フォームが向上することは、運動課題の遂行に必要とされるエネルギー消費の減少に繋がる。そのため、運動技能の訓練では、最初に良いフォームを獲得し、次に正確さに焦点を当て、その後に速さと適応性を指導するといい。

運動技能の訓練は「①→②→③→④」の順番で行うことを覚えておく。

運動技能が向上していくにあたり、パフォーマンスにみられる変化は、誤りの減少、正確さの高まり、安定したパフォーマンスの実現、努力量の減少がある。

運動課題とは?

運動技能との関連で、運動課題は複数に分類される。

粗大運動と微細運動(大筋運動と小筋運動)

「粗大運動」
歩行や水泳のように全身を用いる動作を指す。
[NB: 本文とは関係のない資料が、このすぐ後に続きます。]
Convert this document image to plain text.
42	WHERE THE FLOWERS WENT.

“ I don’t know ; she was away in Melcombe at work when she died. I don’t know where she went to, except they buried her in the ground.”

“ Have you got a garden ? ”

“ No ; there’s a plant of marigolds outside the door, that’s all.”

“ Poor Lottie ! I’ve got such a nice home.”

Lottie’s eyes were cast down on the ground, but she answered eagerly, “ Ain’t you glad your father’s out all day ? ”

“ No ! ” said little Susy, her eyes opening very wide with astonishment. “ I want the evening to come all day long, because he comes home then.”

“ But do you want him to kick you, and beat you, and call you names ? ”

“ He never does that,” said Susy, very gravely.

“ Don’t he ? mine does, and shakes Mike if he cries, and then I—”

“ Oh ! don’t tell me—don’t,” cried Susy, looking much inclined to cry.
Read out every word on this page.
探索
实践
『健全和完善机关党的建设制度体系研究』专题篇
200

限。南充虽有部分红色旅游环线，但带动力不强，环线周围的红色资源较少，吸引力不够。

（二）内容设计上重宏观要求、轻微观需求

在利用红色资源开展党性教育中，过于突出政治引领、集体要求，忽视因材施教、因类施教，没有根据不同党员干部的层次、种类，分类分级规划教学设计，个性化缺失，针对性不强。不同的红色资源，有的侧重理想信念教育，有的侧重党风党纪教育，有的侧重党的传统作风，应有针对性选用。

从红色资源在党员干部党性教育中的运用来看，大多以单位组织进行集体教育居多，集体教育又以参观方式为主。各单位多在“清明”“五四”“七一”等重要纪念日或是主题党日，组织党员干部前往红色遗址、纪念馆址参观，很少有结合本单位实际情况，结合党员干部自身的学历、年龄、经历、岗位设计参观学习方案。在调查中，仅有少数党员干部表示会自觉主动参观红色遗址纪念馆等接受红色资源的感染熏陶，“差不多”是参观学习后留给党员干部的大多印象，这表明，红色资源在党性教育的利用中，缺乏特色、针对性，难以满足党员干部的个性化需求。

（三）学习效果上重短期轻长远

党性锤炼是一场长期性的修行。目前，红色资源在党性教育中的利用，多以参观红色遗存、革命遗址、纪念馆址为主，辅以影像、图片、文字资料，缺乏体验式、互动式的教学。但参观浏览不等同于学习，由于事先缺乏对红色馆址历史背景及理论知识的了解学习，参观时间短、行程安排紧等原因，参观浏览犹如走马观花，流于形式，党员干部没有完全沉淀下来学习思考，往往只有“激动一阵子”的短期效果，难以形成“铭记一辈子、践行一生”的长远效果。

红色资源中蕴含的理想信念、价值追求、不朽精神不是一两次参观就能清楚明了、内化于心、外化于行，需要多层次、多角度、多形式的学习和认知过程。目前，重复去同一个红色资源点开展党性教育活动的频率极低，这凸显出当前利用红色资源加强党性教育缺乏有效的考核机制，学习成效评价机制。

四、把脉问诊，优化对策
(身体を大きく使った動作と思ってもらったらいいかもしれない)

「微細運動」
書字や編み物のような手先の細かい動作を指す。

連続課題と不連続課題

「連続課題」
自動車の運転のように、身体運動の始まりや終わりが明らかでない課題を指す。

この連続課題は、時間を追って変化する周囲の状況を知覚し、判断して、運動を決定し、修正し、遂行する必要がある。

「不連続課題」
ゴルフのスイングのように、身体運動の始まりと終わりが明らかな課題を指す。

この不連続課題は、動作終了時に結果がフィードバック情報として与えられ、次の運動の修正に利用することができる。

運動課題の注意点

運動課題には、自分自身で運動の開始や速さなどを決めることができる運動課題もあれば、対象の動きに合わさなければならない運動課題に分かれる。前者はゴルフやボーリング、後者は野球やテニスである。

運動技能と運動課題は密接に関連しているので、これらを考慮した上で訓練を進める必要がある。